The issue of the proportion of advanced materials used in the A350 and the 787 – and where they are used – led to a verbal firefight between the two manufacturers earlier this year.
Boeing accused Airbus of breaking the industry taboo over raising safety as an issue in the development of each other’s products. Airbus retorted that its observations were not based on safety, but operational issues.
Advances in computing power have enabled the extensive use of computational fluid dynamics (CFD) to help design.
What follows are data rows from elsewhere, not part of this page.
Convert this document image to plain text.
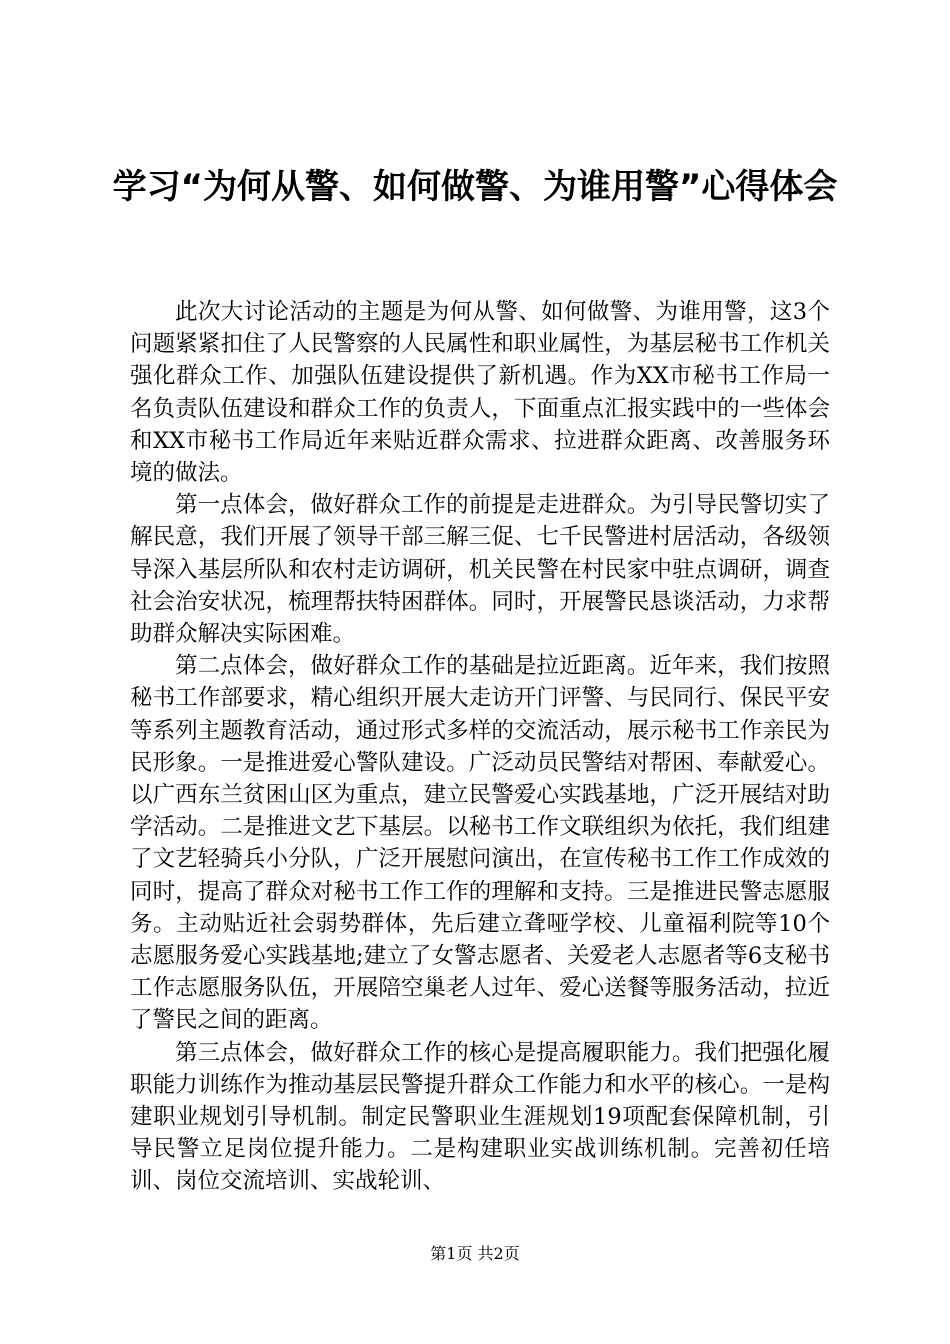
学习“为何从警、如何做警、为谁用警”心得体会

此次大讨论活动的主题是为何从警、如何做警、为谁用警，这3个问题紧紧扣住了人民警察的人民属性和职业属性，为基层秘书工作机关强化群众工作、加强队伍建设提供了新机遇。作为XX市秘书工作局一名负责队伍建设和群众工作的负责人，下面重点汇报实践中的一些体会和XX市秘书工作局近年来贴近群众需求、拉进群众距离、改善服务环境的做法。

第一点体会，做好群众工作的前提是走进群众。为引导民警切实了解民意，我们开展了领导干部三解三促、七千民警进村居活动，各级领导深入基层所队和农村走访调研，机关民警在村民家中驻点调研，调查社会治安状况，梳理帮扶特困群体。同时，开展警民恳谈活动，力求帮助群众解决实际困难。

第二点体会，做好群众工作的基础是拉近距离。近年来，我们按照秘书工作部要求，精心组织开展大走访开门评警、与民同行、保民平安等系列主题教育活动，通过形式多样的交流活动，展示秘书工作亲民为民形象。一是推进爱心警队建设。广泛动员民警结对帮困、奉献爱心。以广西东兰贫困山区为重点，建立民警爱心实践基地，广泛开展结对助学活动。二是推进文艺下基层。以秘书工作文联组织为依托，我们组建了文艺轻骑兵小分队，广泛开展慰问演出，在宣传秘书工作工作成效的同时，提高了群众对秘书工作工作的理解和支持。三是推进民警志愿服务。主动贴近社会弱势群体，先后建立聋哑学校、儿童福利院等10个志愿服务爱心实践基地;建立了女警志愿者、关爱老人志愿者等6支秘书工作志愿服务队伍，开展陪空巢老人过年、爱心送餐等服务活动，拉近了警民之间的距离。

第三点体会，做好群众工作的核心是提高履职能力。我们把强化履职能力训练作为推动基层民警提升群众工作能力和水平的核心。一是构建职业规划引导机制。制定民警职业生涯规划19项配套保障机制，引导民警立足岗位提升能力。二是构建职业实战训练机制。完善初任培训、岗位交流培训、实战轮训、

第1页 共2页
CFD was used to reprofile the wing so that the onset of drag rise is delayed and raise long-range cruise speed from Mach 0.82 to 0.83 and economic cruise speed to M0.84.
A total of 8t in weight savings have been made from a number of initiatives, which include the use of advanced materials, redesigned wing fuel tanks and the design of simplified landing gear. The stiffness of the composite wing has allowed the centre spar to be taken out and a reorientation of the ribs made.
The aircraft’s nose has been reprofiled to meet the demands of customers wanting a greater level of comfort in the forward crew rest area. Originally located behind the cockpit area, Airbus moved it to the avionics bay under the cockpit to free up more space in the passenger cabin. In addition, in security-conscious times, it was considered a safer option allowing flightcrew to move from cockpit to rest area without entering passenger space.
By reprofiling the nose, the height of the forward crew rest area has been increased to 1.75m (5.7ft). The change also enables Airbus to scrap an earlier plan to equip the aircraft with a longer nose landing gear leg.
Hunter says: “We had adopted the longer leg to give the A350 a level standing position on the ground, but the reprofiling enables us to have a lower attachment point to achieve the level attitude with existing leg length, although the gear will be all-new.”
Larger cabin windows and wider seats are designed to give the A350 passenger appeal. The popular external cameras, enabling in-flight progress to be followed on seatback screens, will be transferred from the A330/A340 models to the A350.
The design team aims to give even the tallest passenger more headroom when entering or leaving seats by the better integration of stowage bins into the sidewall and ceiling panels.
Alan Pardoe, director product marketing A330/A340/A350 product family, says: “This is a cabin design with the passenger and the airline mind. Again, we have learned from the [development of] the A380. Airlines will be able to reconfigure it very easily: it will be easier to take things in and out.”